Desde Freud hasta Billy Wilder, la intelectualidad austriaca tiene larga tradición en explicar perversiones humanas
Si miramos el mundo y distribuimos sus países en clases sociales, Austria sería parte de la elite. Podríamos afirmar que es justamente este factor el que hace que sólo tengamos noticias siniestras del país alpino (junto con Suiza y Bélgica): porque los crímenes entre los ricos dan más morbo.
Esta semana nos hemos desayunado con el espantoso caso del Monstruo de Amstetten y hace dos años con el de Natascha Kampusch y su secuestro durante ocho años.
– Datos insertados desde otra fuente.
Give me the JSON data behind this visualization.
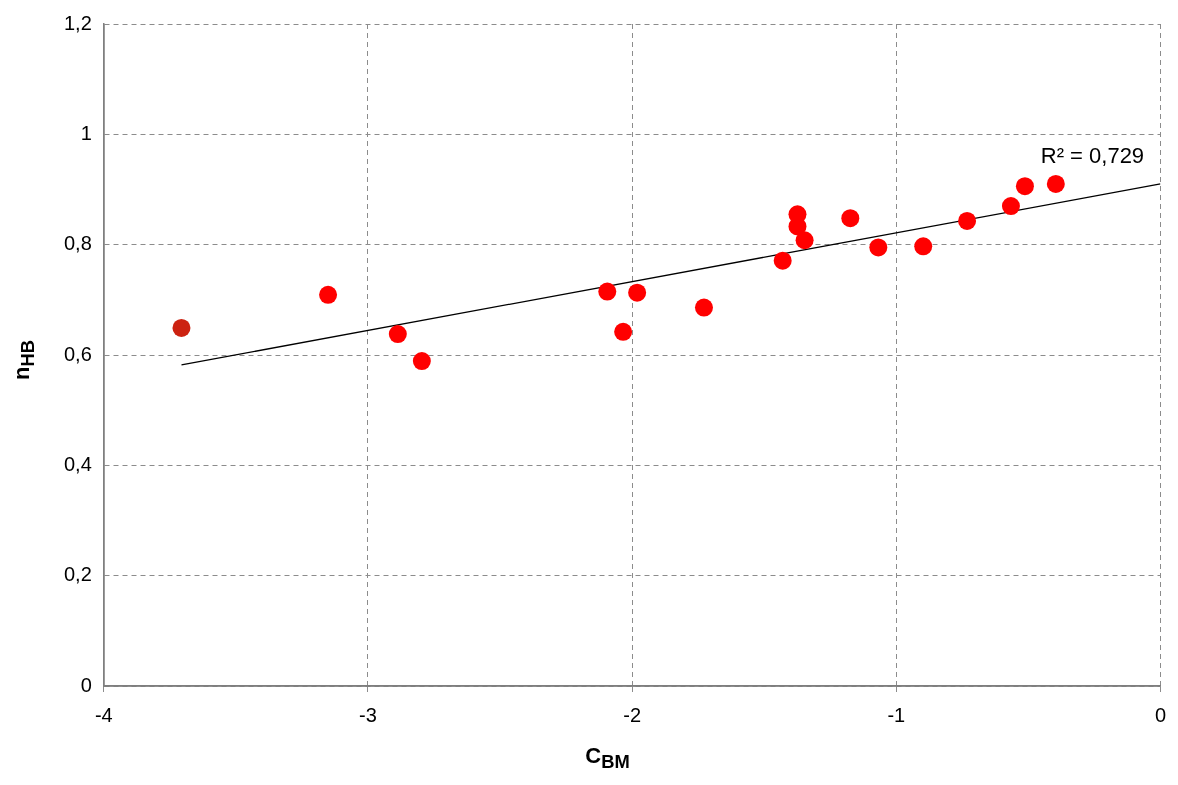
{
  "chart_data": {
    "type": "scatter",
    "xlabel": "C$_{ВМ}$",
    "ylabel": "n$_{НВ}$",
    "xlim": [
      -4,
      0
    ],
    "xticks": [
      -4,
      -3,
      -2,
      -1,
      0
    ],
    "ylim": [
      0,
      1.2
    ],
    "yticks": [
      0,
      {
        "value": 0.2,
        "label": "0,2"
      },
      {
        "value": 0.4,
        "label": "0,4"
      },
      {
        "value": 0.6,
        "label": "0,6"
      },
      {
        "value": 0.8,
        "label": "0,8"
      },
      1,
      {
        "value": 1.2,
        "label": "1,2"
      }
    ],
    "grid": true,
    "legend": false,
    "marker": "circle",
    "series": [
      {
        "colors": [
          "#cc2211",
          "#ff0000",
          "#ff0000",
          "#ff0000",
          "#ff0000",
          "#ff0000",
          "#ff0000",
          "#ff0000",
          "#ff0000",
          "#ff0000",
          "#ff0000",
          "#ff0000",
          "#ff0000",
          "#ff0000",
          "#ff0000",
          "#ff0000",
          "#ff0000",
          "#ff0000",
          "#ff0000"
        ],
        "x": [
          -3.706,
          -3.151,
          -2.887,
          -2.796,
          -2.094,
          -2.034,
          -1.981,
          -1.728,
          -1.43,
          -1.374,
          -1.374,
          -1.347,
          -1.174,
          -1.068,
          -0.898,
          -0.732,
          -0.566,
          -0.513,
          -0.396
        ],
        "values": [
          0.649,
          0.709,
          0.638,
          0.589,
          0.715,
          0.642,
          0.713,
          0.686,
          0.771,
          0.855,
          0.833,
          0.808,
          0.848,
          0.795,
          0.797,
          0.843,
          0.87,
          0.906,
          0.91
        ]
      },
      {
        "type": "line",
        "color": "#000000",
        "marker": "none",
        "x": [
          -3.706,
          0
        ],
        "values": [
          0.582,
          0.91
        ]
      }
    ],
    "annotations": [
      "R² = 0,729"
    ]
  }
}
En menos de media década la nación alpina ha entregado macabrerías a la prensa como la madre que parió y asesinó a cuatros hijos y luego los escondió en el refrigerador comunitario del edificio donde vivía y nadie, ningún vecino ni conocido, alertó a la policía de que a esta mujer se le esfumaban los hijos al parirlos. O el caso de la jueza que encerró a sus tres hijas durante años en un sótano y las niñas, viviendo entre ratas, desarrollaron su propio lenguaje.
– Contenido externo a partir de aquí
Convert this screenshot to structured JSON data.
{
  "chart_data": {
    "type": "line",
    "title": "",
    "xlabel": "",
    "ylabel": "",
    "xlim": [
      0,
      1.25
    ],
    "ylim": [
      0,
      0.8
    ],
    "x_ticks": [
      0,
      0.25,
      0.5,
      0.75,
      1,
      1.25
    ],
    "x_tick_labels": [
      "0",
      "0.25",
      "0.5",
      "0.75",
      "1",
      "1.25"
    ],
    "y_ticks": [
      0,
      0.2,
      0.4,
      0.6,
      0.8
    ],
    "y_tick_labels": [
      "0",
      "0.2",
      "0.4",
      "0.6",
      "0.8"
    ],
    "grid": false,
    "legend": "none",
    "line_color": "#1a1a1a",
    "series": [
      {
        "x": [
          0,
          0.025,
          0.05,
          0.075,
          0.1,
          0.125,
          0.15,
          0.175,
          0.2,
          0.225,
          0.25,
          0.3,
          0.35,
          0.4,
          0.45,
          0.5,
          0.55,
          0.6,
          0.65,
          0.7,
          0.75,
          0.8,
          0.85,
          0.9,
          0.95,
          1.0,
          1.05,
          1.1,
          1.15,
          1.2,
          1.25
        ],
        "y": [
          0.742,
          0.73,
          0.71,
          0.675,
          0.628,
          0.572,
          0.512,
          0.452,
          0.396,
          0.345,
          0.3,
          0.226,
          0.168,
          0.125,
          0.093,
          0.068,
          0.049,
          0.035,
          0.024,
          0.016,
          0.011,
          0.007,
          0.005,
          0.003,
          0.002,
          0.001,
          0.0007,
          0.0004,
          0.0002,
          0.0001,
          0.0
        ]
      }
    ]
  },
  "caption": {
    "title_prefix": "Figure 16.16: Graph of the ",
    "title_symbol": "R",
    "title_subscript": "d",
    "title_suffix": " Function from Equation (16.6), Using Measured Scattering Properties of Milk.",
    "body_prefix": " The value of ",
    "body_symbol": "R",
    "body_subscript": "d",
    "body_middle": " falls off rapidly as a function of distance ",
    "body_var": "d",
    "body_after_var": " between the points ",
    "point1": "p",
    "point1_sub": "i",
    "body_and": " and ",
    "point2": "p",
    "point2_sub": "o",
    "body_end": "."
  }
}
No podemos afirmar por lo anterior que es un país de pervertidos, aficionados a torturar al prójimo pero desgraciadamente hacen noticia por eso. Los intelectuales de Austria han dejado sendas huellas explorando precisamente ese oscurantismo, tan humano y a ratos austríaco.
En el diván
Uno de los pioneros en explorar la mente humana y sus perversiones fue nada menos que un austríaco, Sigmund Freud, padre del psicoanálisis, revolucionario de la psicología contemporánea. Quizás si los vieneses no hubiesen sido neuróticos dignos de análisis Woody Allen nunca hubiese podido tirarse 15 años en un diván a delirar guiones. Pero curiosamente los austríacos no hablan de Freud. En el 150 aniversario de su nacimiento, sólo una exposición en su casa-museo se celebró en Viena.
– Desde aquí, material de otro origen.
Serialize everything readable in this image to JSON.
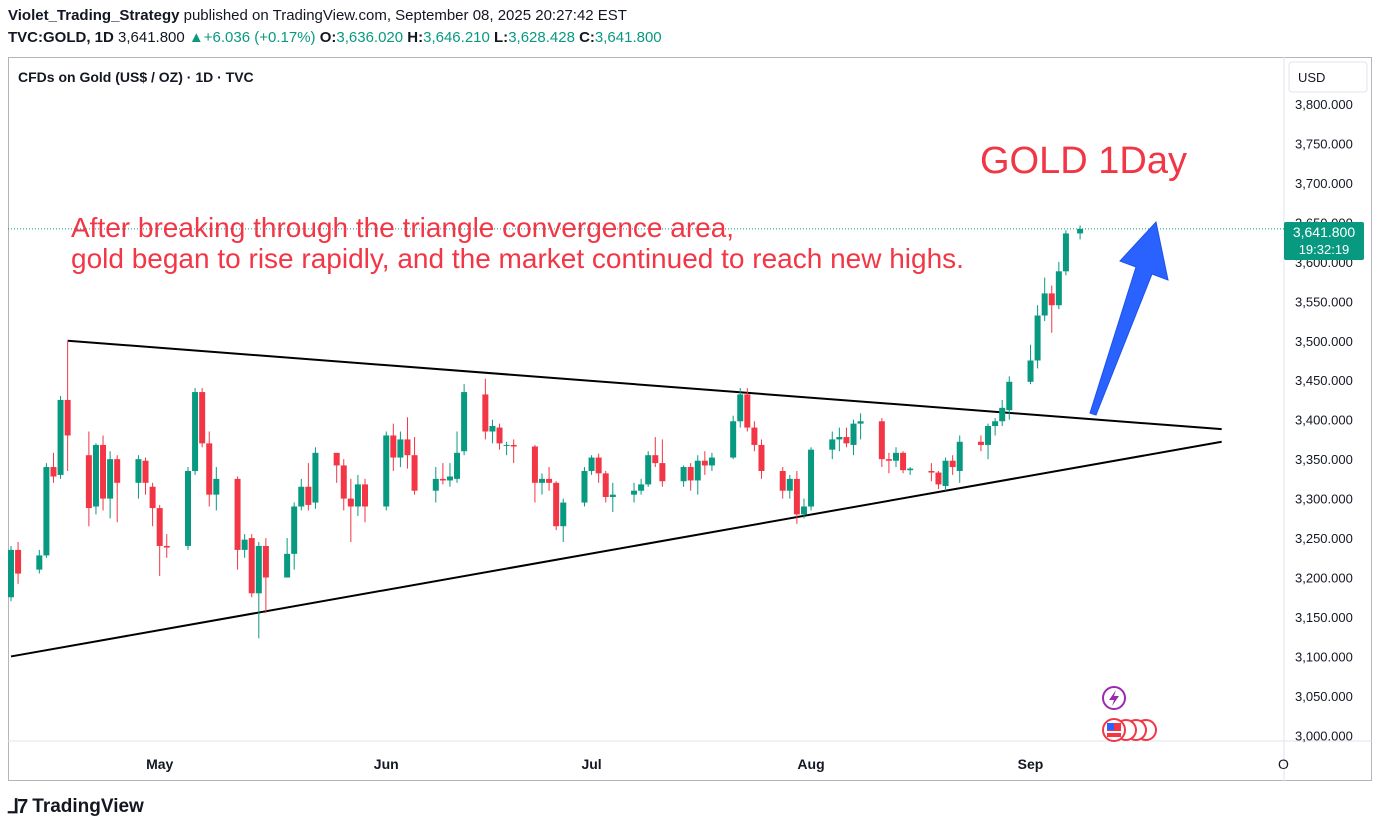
{
  "header": {
    "author": "Violet_Trading_Strategy",
    "published": "published on TradingView.com, September 08, 2025 20:27:42 EST",
    "symbol": "TVC:GOLD, 1D",
    "last": "3,641.800",
    "change": "+6.036 (+0.17%)",
    "o_label": "O:",
    "o": "3,636.020",
    "h_label": "H:",
    "h": "3,646.210",
    "l_label": "L:",
    "l": "3,628.428",
    "c_label": "C:",
    "c": "3,641.800"
  },
  "chart_title": "CFDs on Gold (US$ / OZ) · 1D · TVC",
  "currency": "USD",
  "annotations": {
    "big_title": "GOLD 1Day",
    "line1": "After breaking through the triangle convergence area,",
    "line2": "gold began to rise rapidly, and the market continued to reach new highs."
  },
  "price_tag": {
    "price": "3,641.800",
    "countdown": "19:32:19"
  },
  "brand": {
    "name": "TradingView"
  },
  "colors": {
    "up": "#089981",
    "down": "#f23645",
    "annotation": "#f23645",
    "arrow": "#2962ff"
  },
  "chart_data": {
    "type": "candlestick",
    "y_ticks": [
      "3,800.000",
      "3,750.000",
      "3,700.000",
      "3,650.000",
      "3,600.000",
      "3,550.000",
      "3,500.000",
      "3,450.000",
      "3,400.000",
      "3,350.000",
      "3,300.000",
      "3,250.000",
      "3,200.000",
      "3,150.000",
      "3,100.000",
      "3,050.000",
      "3,000.000"
    ],
    "ylim": [
      2975,
      3840
    ],
    "x_ticks": [
      {
        "label": "May",
        "date": "2025-05-01"
      },
      {
        "label": "Jun",
        "date": "2025-06-02"
      },
      {
        "label": "Jul",
        "date": "2025-07-01"
      },
      {
        "label": "Aug",
        "date": "2025-08-01"
      },
      {
        "label": "Sep",
        "date": "2025-09-01"
      }
    ],
    "candles": [
      {
        "d": "2025-04-10",
        "o": 3175,
        "h": 3240,
        "l": 3170,
        "c": 3235
      },
      {
        "d": "2025-04-11",
        "o": 3235,
        "h": 3245,
        "l": 3192,
        "c": 3205
      },
      {
        "d": "2025-04-14",
        "o": 3210,
        "h": 3235,
        "l": 3205,
        "c": 3228
      },
      {
        "d": "2025-04-15",
        "o": 3228,
        "h": 3345,
        "l": 3225,
        "c": 3340
      },
      {
        "d": "2025-04-16",
        "o": 3340,
        "h": 3358,
        "l": 3320,
        "c": 3328
      },
      {
        "d": "2025-04-17",
        "o": 3330,
        "h": 3430,
        "l": 3325,
        "c": 3425
      },
      {
        "d": "2025-04-18",
        "o": 3425,
        "h": 3500,
        "l": 3335,
        "c": 3380
      },
      {
        "d": "2025-04-21",
        "o": 3355,
        "h": 3385,
        "l": 3265,
        "c": 3288
      },
      {
        "d": "2025-04-22",
        "o": 3290,
        "h": 3370,
        "l": 3280,
        "c": 3368
      },
      {
        "d": "2025-04-23",
        "o": 3368,
        "h": 3380,
        "l": 3285,
        "c": 3300
      },
      {
        "d": "2025-04-24",
        "o": 3300,
        "h": 3360,
        "l": 3275,
        "c": 3350
      },
      {
        "d": "2025-04-25",
        "o": 3350,
        "h": 3355,
        "l": 3270,
        "c": 3320
      },
      {
        "d": "2025-04-28",
        "o": 3320,
        "h": 3355,
        "l": 3300,
        "c": 3350
      },
      {
        "d": "2025-04-29",
        "o": 3348,
        "h": 3352,
        "l": 3305,
        "c": 3320
      },
      {
        "d": "2025-04-30",
        "o": 3315,
        "h": 3320,
        "l": 3265,
        "c": 3288
      },
      {
        "d": "2025-05-01",
        "o": 3288,
        "h": 3292,
        "l": 3202,
        "c": 3240
      },
      {
        "d": "2025-05-02",
        "o": 3240,
        "h": 3255,
        "l": 3225,
        "c": 3238
      },
      {
        "d": "2025-05-05",
        "o": 3240,
        "h": 3340,
        "l": 3235,
        "c": 3335
      },
      {
        "d": "2025-05-06",
        "o": 3335,
        "h": 3440,
        "l": 3330,
        "c": 3435
      },
      {
        "d": "2025-05-07",
        "o": 3435,
        "h": 3440,
        "l": 3365,
        "c": 3370
      },
      {
        "d": "2025-05-08",
        "o": 3370,
        "h": 3385,
        "l": 3290,
        "c": 3305
      },
      {
        "d": "2025-05-09",
        "o": 3305,
        "h": 3340,
        "l": 3285,
        "c": 3325
      },
      {
        "d": "2025-05-12",
        "o": 3325,
        "h": 3328,
        "l": 3210,
        "c": 3235
      },
      {
        "d": "2025-05-13",
        "o": 3235,
        "h": 3255,
        "l": 3225,
        "c": 3248
      },
      {
        "d": "2025-05-14",
        "o": 3250,
        "h": 3255,
        "l": 3175,
        "c": 3180
      },
      {
        "d": "2025-05-15",
        "o": 3180,
        "h": 3245,
        "l": 3123,
        "c": 3240
      },
      {
        "d": "2025-05-16",
        "o": 3240,
        "h": 3250,
        "l": 3155,
        "c": 3200
      },
      {
        "d": "2025-05-19",
        "o": 3200,
        "h": 3250,
        "l": 3200,
        "c": 3230
      },
      {
        "d": "2025-05-20",
        "o": 3230,
        "h": 3295,
        "l": 3210,
        "c": 3290
      },
      {
        "d": "2025-05-21",
        "o": 3290,
        "h": 3325,
        "l": 3285,
        "c": 3315
      },
      {
        "d": "2025-05-22",
        "o": 3315,
        "h": 3345,
        "l": 3285,
        "c": 3292
      },
      {
        "d": "2025-05-23",
        "o": 3295,
        "h": 3365,
        "l": 3287,
        "c": 3358
      },
      {
        "d": "2025-05-26",
        "o": 3358,
        "h": 3356,
        "l": 3320,
        "c": 3342
      },
      {
        "d": "2025-05-27",
        "o": 3342,
        "h": 3350,
        "l": 3285,
        "c": 3300
      },
      {
        "d": "2025-05-28",
        "o": 3300,
        "h": 3325,
        "l": 3245,
        "c": 3290
      },
      {
        "d": "2025-05-29",
        "o": 3290,
        "h": 3330,
        "l": 3278,
        "c": 3318
      },
      {
        "d": "2025-05-30",
        "o": 3318,
        "h": 3325,
        "l": 3270,
        "c": 3290
      },
      {
        "d": "2025-06-02",
        "o": 3290,
        "h": 3385,
        "l": 3285,
        "c": 3380
      },
      {
        "d": "2025-06-03",
        "o": 3380,
        "h": 3395,
        "l": 3335,
        "c": 3352
      },
      {
        "d": "2025-06-04",
        "o": 3352,
        "h": 3385,
        "l": 3340,
        "c": 3375
      },
      {
        "d": "2025-06-05",
        "o": 3375,
        "h": 3403,
        "l": 3338,
        "c": 3355
      },
      {
        "d": "2025-06-06",
        "o": 3355,
        "h": 3378,
        "l": 3305,
        "c": 3310
      },
      {
        "d": "2025-06-09",
        "o": 3310,
        "h": 3340,
        "l": 3295,
        "c": 3325
      },
      {
        "d": "2025-06-10",
        "o": 3325,
        "h": 3345,
        "l": 3318,
        "c": 3323
      },
      {
        "d": "2025-06-11",
        "o": 3323,
        "h": 3345,
        "l": 3315,
        "c": 3328
      },
      {
        "d": "2025-06-12",
        "o": 3325,
        "h": 3385,
        "l": 3320,
        "c": 3358
      },
      {
        "d": "2025-06-13",
        "o": 3360,
        "h": 3445,
        "l": 3355,
        "c": 3435
      },
      {
        "d": "2025-06-16",
        "o": 3432,
        "h": 3452,
        "l": 3375,
        "c": 3385
      },
      {
        "d": "2025-06-17",
        "o": 3385,
        "h": 3400,
        "l": 3370,
        "c": 3392
      },
      {
        "d": "2025-06-18",
        "o": 3390,
        "h": 3395,
        "l": 3362,
        "c": 3370
      },
      {
        "d": "2025-06-19",
        "o": 3368,
        "h": 3372,
        "l": 3355,
        "c": 3368
      },
      {
        "d": "2025-06-20",
        "o": 3368,
        "h": 3375,
        "l": 3345,
        "c": 3366
      },
      {
        "d": "2025-06-23",
        "o": 3366,
        "h": 3368,
        "l": 3295,
        "c": 3320
      },
      {
        "d": "2025-06-24",
        "o": 3320,
        "h": 3332,
        "l": 3305,
        "c": 3325
      },
      {
        "d": "2025-06-25",
        "o": 3325,
        "h": 3340,
        "l": 3310,
        "c": 3320
      },
      {
        "d": "2025-06-26",
        "o": 3320,
        "h": 3322,
        "l": 3260,
        "c": 3265
      },
      {
        "d": "2025-06-27",
        "o": 3265,
        "h": 3300,
        "l": 3245,
        "c": 3295
      },
      {
        "d": "2025-06-30",
        "o": 3295,
        "h": 3340,
        "l": 3290,
        "c": 3335
      },
      {
        "d": "2025-07-01",
        "o": 3335,
        "h": 3355,
        "l": 3330,
        "c": 3352
      },
      {
        "d": "2025-07-02",
        "o": 3352,
        "h": 3357,
        "l": 3320,
        "c": 3332
      },
      {
        "d": "2025-07-03",
        "o": 3332,
        "h": 3335,
        "l": 3295,
        "c": 3302
      },
      {
        "d": "2025-07-04",
        "o": 3302,
        "h": 3320,
        "l": 3283,
        "c": 3305
      },
      {
        "d": "2025-07-07",
        "o": 3305,
        "h": 3320,
        "l": 3295,
        "c": 3310
      },
      {
        "d": "2025-07-08",
        "o": 3310,
        "h": 3325,
        "l": 3305,
        "c": 3318
      },
      {
        "d": "2025-07-09",
        "o": 3318,
        "h": 3360,
        "l": 3315,
        "c": 3355
      },
      {
        "d": "2025-07-10",
        "o": 3355,
        "h": 3378,
        "l": 3340,
        "c": 3345
      },
      {
        "d": "2025-07-11",
        "o": 3345,
        "h": 3375,
        "l": 3315,
        "c": 3322
      },
      {
        "d": "2025-07-14",
        "o": 3322,
        "h": 3342,
        "l": 3315,
        "c": 3340
      },
      {
        "d": "2025-07-15",
        "o": 3340,
        "h": 3345,
        "l": 3310,
        "c": 3323
      },
      {
        "d": "2025-07-16",
        "o": 3323,
        "h": 3355,
        "l": 3305,
        "c": 3348
      },
      {
        "d": "2025-07-17",
        "o": 3348,
        "h": 3360,
        "l": 3330,
        "c": 3342
      },
      {
        "d": "2025-07-18",
        "o": 3342,
        "h": 3358,
        "l": 3335,
        "c": 3352
      },
      {
        "d": "2025-07-21",
        "o": 3352,
        "h": 3405,
        "l": 3350,
        "c": 3398
      },
      {
        "d": "2025-07-22",
        "o": 3398,
        "h": 3440,
        "l": 3390,
        "c": 3432
      },
      {
        "d": "2025-07-23",
        "o": 3432,
        "h": 3440,
        "l": 3385,
        "c": 3390
      },
      {
        "d": "2025-07-24",
        "o": 3390,
        "h": 3398,
        "l": 3360,
        "c": 3368
      },
      {
        "d": "2025-07-25",
        "o": 3368,
        "h": 3375,
        "l": 3325,
        "c": 3335
      },
      {
        "d": "2025-07-28",
        "o": 3335,
        "h": 3340,
        "l": 3300,
        "c": 3310
      },
      {
        "d": "2025-07-29",
        "o": 3310,
        "h": 3330,
        "l": 3300,
        "c": 3325
      },
      {
        "d": "2025-07-30",
        "o": 3325,
        "h": 3335,
        "l": 3268,
        "c": 3280
      },
      {
        "d": "2025-07-31",
        "o": 3280,
        "h": 3300,
        "l": 3275,
        "c": 3290
      },
      {
        "d": "2025-08-01",
        "o": 3290,
        "h": 3365,
        "l": 3285,
        "c": 3362
      },
      {
        "d": "2025-08-04",
        "o": 3362,
        "h": 3385,
        "l": 3350,
        "c": 3375
      },
      {
        "d": "2025-08-05",
        "o": 3375,
        "h": 3390,
        "l": 3360,
        "c": 3378
      },
      {
        "d": "2025-08-06",
        "o": 3378,
        "h": 3390,
        "l": 3365,
        "c": 3370
      },
      {
        "d": "2025-08-07",
        "o": 3368,
        "h": 3400,
        "l": 3355,
        "c": 3395
      },
      {
        "d": "2025-08-08",
        "o": 3395,
        "h": 3408,
        "l": 3375,
        "c": 3398
      },
      {
        "d": "2025-08-11",
        "o": 3398,
        "h": 3402,
        "l": 3340,
        "c": 3350
      },
      {
        "d": "2025-08-12",
        "o": 3350,
        "h": 3358,
        "l": 3332,
        "c": 3348
      },
      {
        "d": "2025-08-13",
        "o": 3348,
        "h": 3365,
        "l": 3340,
        "c": 3358
      },
      {
        "d": "2025-08-14",
        "o": 3358,
        "h": 3360,
        "l": 3332,
        "c": 3336
      },
      {
        "d": "2025-08-15",
        "o": 3336,
        "h": 3340,
        "l": 3330,
        "c": 3338
      },
      {
        "d": "2025-08-18",
        "o": 3335,
        "h": 3345,
        "l": 3322,
        "c": 3333
      },
      {
        "d": "2025-08-19",
        "o": 3333,
        "h": 3335,
        "l": 3312,
        "c": 3318
      },
      {
        "d": "2025-08-20",
        "o": 3316,
        "h": 3352,
        "l": 3310,
        "c": 3348
      },
      {
        "d": "2025-08-21",
        "o": 3348,
        "h": 3355,
        "l": 3330,
        "c": 3340
      },
      {
        "d": "2025-08-22",
        "o": 3335,
        "h": 3380,
        "l": 3320,
        "c": 3372
      },
      {
        "d": "2025-08-25",
        "o": 3372,
        "h": 3380,
        "l": 3360,
        "c": 3368
      },
      {
        "d": "2025-08-26",
        "o": 3368,
        "h": 3395,
        "l": 3350,
        "c": 3392
      },
      {
        "d": "2025-08-27",
        "o": 3392,
        "h": 3402,
        "l": 3380,
        "c": 3398
      },
      {
        "d": "2025-08-28",
        "o": 3398,
        "h": 3425,
        "l": 3392,
        "c": 3415
      },
      {
        "d": "2025-08-29",
        "o": 3412,
        "h": 3455,
        "l": 3400,
        "c": 3448
      },
      {
        "d": "2025-09-01",
        "o": 3448,
        "h": 3495,
        "l": 3445,
        "c": 3475
      },
      {
        "d": "2025-09-02",
        "o": 3475,
        "h": 3545,
        "l": 3465,
        "c": 3532
      },
      {
        "d": "2025-09-03",
        "o": 3532,
        "h": 3580,
        "l": 3525,
        "c": 3560
      },
      {
        "d": "2025-09-04",
        "o": 3560,
        "h": 3570,
        "l": 3510,
        "c": 3545
      },
      {
        "d": "2025-09-05",
        "o": 3545,
        "h": 3600,
        "l": 3540,
        "c": 3588
      },
      {
        "d": "2025-09-06",
        "o": 3588,
        "h": 3640,
        "l": 3583,
        "c": 3636
      },
      {
        "d": "2025-09-08",
        "o": 3636.02,
        "h": 3646.21,
        "l": 3628.428,
        "c": 3641.8
      }
    ],
    "trendlines": [
      {
        "name": "upper",
        "points": [
          {
            "d": "2025-04-18",
            "y": 3500
          },
          {
            "d": "2025-09-28",
            "y": 3388
          }
        ]
      },
      {
        "name": "lower",
        "points": [
          {
            "d": "2025-04-10",
            "y": 3100
          },
          {
            "d": "2025-09-28",
            "y": 3372
          }
        ]
      }
    ],
    "last_price": 3641.8,
    "grid": false
  }
}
No le reconocen el mérito y se quedan sólo en lo obsoletas de sus teorías basadas en la represión emocional y sexual. El desdén hacia Freud es tan grande que en la facultad de Psicología de la Universidad de Viena no hay cátedra de Psicoanálisis. Ya lo dijo otro austríaco universal, el escritor Thomas Bernhard que en 1982 publicara El sobrino de Wittgenstein, un relato atravesado por la crítica a su país:»Los vieneses, esa es la verdad, ni siquiera han reconocido hoy a Sigmung Freud, en efecto, ni siquiera han tomado nota de él, ésa es la verdad, porque para eso son demasiado pérfidos».
La premio Nobel
Escudriñar en las represiones y peor aún, meterse en sus sueños y pretender interpretarlos a punta de verdades y traumas es algo que se paga caro. Si no pregúntenselo al único premio Nobel de Literatura que tiene el país, Elfriede Jelinek. «La existencia en Austria es una realidad quebrada que se basa en una mentira», ha dicho una de las voces más críticas de su cultura actual. Alega que le temen a la verdad y que ella, de origen judío, nunca perdonará a Austria el asesinato de sus parientes.
Durante el gobierno de coalición con el partido del ultraderechista Haider, a principio de los noventa, Viena se empapeló de carteles que decían «¿Ama usted a Jelinek o prefiere el arte y la cultura?». Jelinek pertenece al grupo de intelectuales que han escrito acerca de la Austria nazi y se han ganado el apodo entre sus compatriotas de nestbeschmutzer («los que ensucian el propio nido»).
Y como no podía ser menos, Jelinek tiene fobia social y pánico al público. Es por eso que su discurso para recibir el premio Nobel lo hizo a través de una grabación.
En el cine
También austríaco es el director Michael Haneke, cuyo cine no es recomendable ni para el ánimo ni para los dientes. Es imposible ver una de sus películas sin que la mandíbula vaya de castañuela. El cineasta austríaco ha hecho de la asfixia existencial, la pulcritud centro europea y la aparente normalidad de la burguesía alpina un género de terror sin serlo.
Funny games, recientemente versionada por él mismo en Estados Unidos, es básicamente una masacre en la que ningún vecino se entera, no se muestra violencia y los psicópatas a ratos hablan con la cámara, sabiendo que se los mira.
Y por último, al austriaco Billy Wilder, uno de los más grandes cineastas de la historia del cine, se le atribuye la siguiente frase: «Los austríacos son unos genios. Han conseguido convencer al mundo que Hitler es alemán y Beethoven austríaco».